Many systems within a pet’s body are entangled with muscles and can affect a pet’s ability to see, breathe, breed, chew or urinate. Usually, this means that the musculoskeletal conditions are a sign of an underlying problem – such as metabolic disorders, infections, toxins etc.
One of the most common musculoskeletal conditions is hip dysplasia and osteochondritis dissecans that is found primarily in large-breed canines and felines.

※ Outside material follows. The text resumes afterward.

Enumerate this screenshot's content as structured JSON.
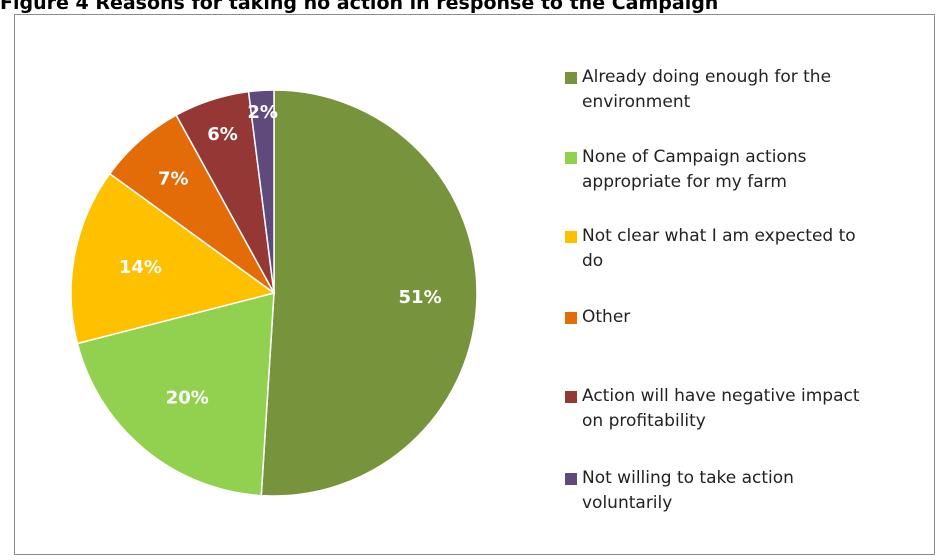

Many of the canine sporting breeds and hounds are predisposed to this disorder – such as Bloodhounds, Golden Retriever and Cocker Spaniel. Hip dysplasia occurs when the hip joint develops abnormally and the muscles, ligaments and connective tissues to become too loose or tight, adding stress to the joint.
If the joint disconnects, this is known as a luxation. Other forms of luxation, such as the elbow or shoulder are also very common. These forms of luxation are common in Devon Rex and Abyssinian cats and a variety of different breeds of dogs.
Another common orthopaedic problem is fractures. These almost always occur because of an accident or trauma, such as a fall. However, these can also occur due to osteoporosis (where the bone becomes less dense) and, subsequently, less strong.
Many disorders will likely require surgery from a veterinarian to fix, such as hip dysplasia. Depending on the age of the dog, there are several surgeries available:
Depending on the available budget, the femoral head and neck excision is the cheapest and most successful. The most expensive are the triple pelvic osteotomy but have the highest rate of success.
However, for many disorders, it is simply a case of pain management and rehabilitation. PRICE therapy can be applied to many of these conditions, especially after an injury, to make your pet more comfortable. And many orthopaedic conditions can be alleviated with increasing strength and working to increase the range of motion.
Depending on the disorder, your veterinarian will recommend a plan of exercise and any medication or surgery requirement for your pet.